Fatalism works against God’s will. I am in the middle of preparing a manuscript for publication. It has a due date that I must meet. This requires retreating to my writer’s room and blocking out all other thoughts except for the work at hand. The slow poison of fatalism is making this difficult. I have begun to question the reason for doing this work. How can writing away in basement room have any effect on mitigating what is going on in the world? How can my hidden work comfort the Christians persecuted and killed for their faith? How can writing take care of the poor souls stricken with the Ebola virus? What can a single person do to let an increasingly stubborn, blind, deaf world know that there is a God, that He brings peace; that He means to heal us; that His love seeks to free us rather than to bind us?
I worry too about being persecuted for my faith like the Christians in Iraq. Many have died in the same fashion as James Foley and I wonder: could I exhibit his bravery? It is reported that he was a devout Catholic who regularly prayed the rosary. I can barely look at his picture because I feel that phantom pain on my neck where he was beheaded, accompanied by the pit in my stomach. I wonder if he felt the consolation of God in the midst of his terror. In his mind and heart did he cry out like Jesus to his Father, feeling abandoned? Did his thoughts turn to Heaven? What would I do?

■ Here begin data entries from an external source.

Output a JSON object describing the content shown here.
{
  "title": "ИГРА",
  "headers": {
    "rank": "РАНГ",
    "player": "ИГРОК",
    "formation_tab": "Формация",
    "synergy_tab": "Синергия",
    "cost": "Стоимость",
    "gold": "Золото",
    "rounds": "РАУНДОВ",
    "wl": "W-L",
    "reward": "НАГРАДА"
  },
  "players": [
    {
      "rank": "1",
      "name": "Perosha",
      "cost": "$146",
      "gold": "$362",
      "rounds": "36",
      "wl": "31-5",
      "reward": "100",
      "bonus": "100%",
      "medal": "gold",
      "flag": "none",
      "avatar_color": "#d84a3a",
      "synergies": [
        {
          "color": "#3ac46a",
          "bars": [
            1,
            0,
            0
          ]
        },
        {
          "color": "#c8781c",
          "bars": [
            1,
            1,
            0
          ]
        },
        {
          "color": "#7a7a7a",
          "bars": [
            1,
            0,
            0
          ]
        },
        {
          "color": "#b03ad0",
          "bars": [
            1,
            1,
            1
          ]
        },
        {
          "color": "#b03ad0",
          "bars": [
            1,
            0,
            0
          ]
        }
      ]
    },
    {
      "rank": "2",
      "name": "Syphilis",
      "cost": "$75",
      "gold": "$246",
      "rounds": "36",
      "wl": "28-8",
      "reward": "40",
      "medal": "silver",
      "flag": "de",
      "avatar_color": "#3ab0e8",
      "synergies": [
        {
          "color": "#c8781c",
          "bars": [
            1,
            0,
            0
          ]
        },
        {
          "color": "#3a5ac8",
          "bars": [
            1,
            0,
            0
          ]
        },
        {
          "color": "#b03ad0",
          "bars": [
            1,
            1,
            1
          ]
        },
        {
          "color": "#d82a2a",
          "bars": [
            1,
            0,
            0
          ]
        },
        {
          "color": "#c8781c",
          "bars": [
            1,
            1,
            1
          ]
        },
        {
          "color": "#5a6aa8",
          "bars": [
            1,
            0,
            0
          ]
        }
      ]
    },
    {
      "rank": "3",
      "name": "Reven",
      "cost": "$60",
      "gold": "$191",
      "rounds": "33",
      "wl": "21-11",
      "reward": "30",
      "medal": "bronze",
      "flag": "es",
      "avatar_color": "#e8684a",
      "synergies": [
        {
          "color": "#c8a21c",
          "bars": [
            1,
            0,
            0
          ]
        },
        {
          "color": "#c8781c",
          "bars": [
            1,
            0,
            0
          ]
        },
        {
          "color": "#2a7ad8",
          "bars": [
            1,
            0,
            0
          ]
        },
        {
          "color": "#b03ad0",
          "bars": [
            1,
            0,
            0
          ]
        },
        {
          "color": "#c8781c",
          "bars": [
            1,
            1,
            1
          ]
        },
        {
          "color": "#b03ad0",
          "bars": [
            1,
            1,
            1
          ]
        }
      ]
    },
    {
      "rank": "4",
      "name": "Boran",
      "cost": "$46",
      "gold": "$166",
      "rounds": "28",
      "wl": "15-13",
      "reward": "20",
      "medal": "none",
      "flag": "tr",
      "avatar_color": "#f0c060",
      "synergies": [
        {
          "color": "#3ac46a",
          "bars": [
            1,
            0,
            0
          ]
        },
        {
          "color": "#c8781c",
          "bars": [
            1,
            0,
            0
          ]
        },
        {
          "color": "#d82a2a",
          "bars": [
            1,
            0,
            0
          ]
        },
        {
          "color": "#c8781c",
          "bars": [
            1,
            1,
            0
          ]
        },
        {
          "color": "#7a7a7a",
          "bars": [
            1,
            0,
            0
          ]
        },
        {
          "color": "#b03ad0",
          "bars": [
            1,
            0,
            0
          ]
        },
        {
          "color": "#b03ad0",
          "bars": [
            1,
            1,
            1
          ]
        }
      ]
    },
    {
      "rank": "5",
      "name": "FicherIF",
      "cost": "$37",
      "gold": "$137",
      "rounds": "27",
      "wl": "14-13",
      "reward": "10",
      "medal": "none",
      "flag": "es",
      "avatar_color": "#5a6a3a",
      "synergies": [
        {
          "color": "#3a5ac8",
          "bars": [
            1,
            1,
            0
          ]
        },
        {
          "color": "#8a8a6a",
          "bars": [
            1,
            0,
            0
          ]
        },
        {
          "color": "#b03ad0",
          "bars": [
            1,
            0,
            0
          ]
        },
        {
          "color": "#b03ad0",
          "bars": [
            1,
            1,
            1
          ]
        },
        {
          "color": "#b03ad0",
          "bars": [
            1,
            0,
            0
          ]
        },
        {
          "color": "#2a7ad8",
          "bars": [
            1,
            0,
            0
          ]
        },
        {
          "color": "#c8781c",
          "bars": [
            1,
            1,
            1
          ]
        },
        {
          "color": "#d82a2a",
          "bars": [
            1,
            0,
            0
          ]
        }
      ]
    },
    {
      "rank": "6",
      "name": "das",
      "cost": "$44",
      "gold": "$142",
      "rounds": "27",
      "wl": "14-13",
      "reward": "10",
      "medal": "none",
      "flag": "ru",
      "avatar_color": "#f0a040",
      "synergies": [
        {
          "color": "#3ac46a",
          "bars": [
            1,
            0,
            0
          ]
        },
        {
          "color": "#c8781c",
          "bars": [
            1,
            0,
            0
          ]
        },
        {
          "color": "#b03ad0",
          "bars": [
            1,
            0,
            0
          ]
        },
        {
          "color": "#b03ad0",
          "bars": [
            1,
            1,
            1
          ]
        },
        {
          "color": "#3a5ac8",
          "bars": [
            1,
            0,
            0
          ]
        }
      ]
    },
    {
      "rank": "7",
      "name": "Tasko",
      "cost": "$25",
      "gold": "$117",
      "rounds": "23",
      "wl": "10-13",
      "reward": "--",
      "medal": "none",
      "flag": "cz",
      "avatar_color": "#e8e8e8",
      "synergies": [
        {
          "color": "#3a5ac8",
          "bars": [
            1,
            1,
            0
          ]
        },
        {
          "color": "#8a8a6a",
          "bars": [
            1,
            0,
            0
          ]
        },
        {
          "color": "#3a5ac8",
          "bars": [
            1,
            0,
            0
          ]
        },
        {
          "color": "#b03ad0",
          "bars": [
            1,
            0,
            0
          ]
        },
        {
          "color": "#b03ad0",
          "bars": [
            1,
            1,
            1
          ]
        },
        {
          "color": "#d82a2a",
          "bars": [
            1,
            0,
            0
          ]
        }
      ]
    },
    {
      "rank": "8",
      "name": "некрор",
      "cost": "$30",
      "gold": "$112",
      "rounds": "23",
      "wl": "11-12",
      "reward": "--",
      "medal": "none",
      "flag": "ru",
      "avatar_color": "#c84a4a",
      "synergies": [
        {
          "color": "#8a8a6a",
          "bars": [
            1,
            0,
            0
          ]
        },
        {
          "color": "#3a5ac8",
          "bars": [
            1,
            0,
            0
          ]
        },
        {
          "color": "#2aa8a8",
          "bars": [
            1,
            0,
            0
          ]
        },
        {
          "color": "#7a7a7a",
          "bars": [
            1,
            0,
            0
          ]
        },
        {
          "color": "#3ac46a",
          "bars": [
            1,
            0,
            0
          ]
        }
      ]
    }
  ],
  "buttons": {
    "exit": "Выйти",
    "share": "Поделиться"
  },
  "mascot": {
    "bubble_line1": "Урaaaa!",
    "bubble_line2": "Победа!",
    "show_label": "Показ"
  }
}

This is why Jesus admonishes us to “not worry about tomorrow; for tomorrow will care for itself. Each day has enough trouble of its own.” (Matthew 6:34) He knows that too much knowledge of the future can be overwhelming. Such knowledge can encourage fatalism.
The media presents a distorted view of the world, exaggerating the evil and missing the good. Evil is perceived as “glamorous” while good doesn’t make for high ratings. Evil is done for show while true good is done in secret. Embedded among the weeds of evil is the wheat of countless people, quietly doing good things. They pray and they worship. They are faithful in doing their work. They visit the sick. They encourage and befriend those who are feeling down. They take care of their families. All done with fidelity, all done in secret. These pockets of goodness spread throughout the world remind us that our quiet works do mean something and do make a difference.
Only God knows how all things work together for the good. We each are meant to play our small parts, working with fidelity and intent.
There is no room for fatalism in this plan. Rather, there is only room for a life pregnant with potential and meaning.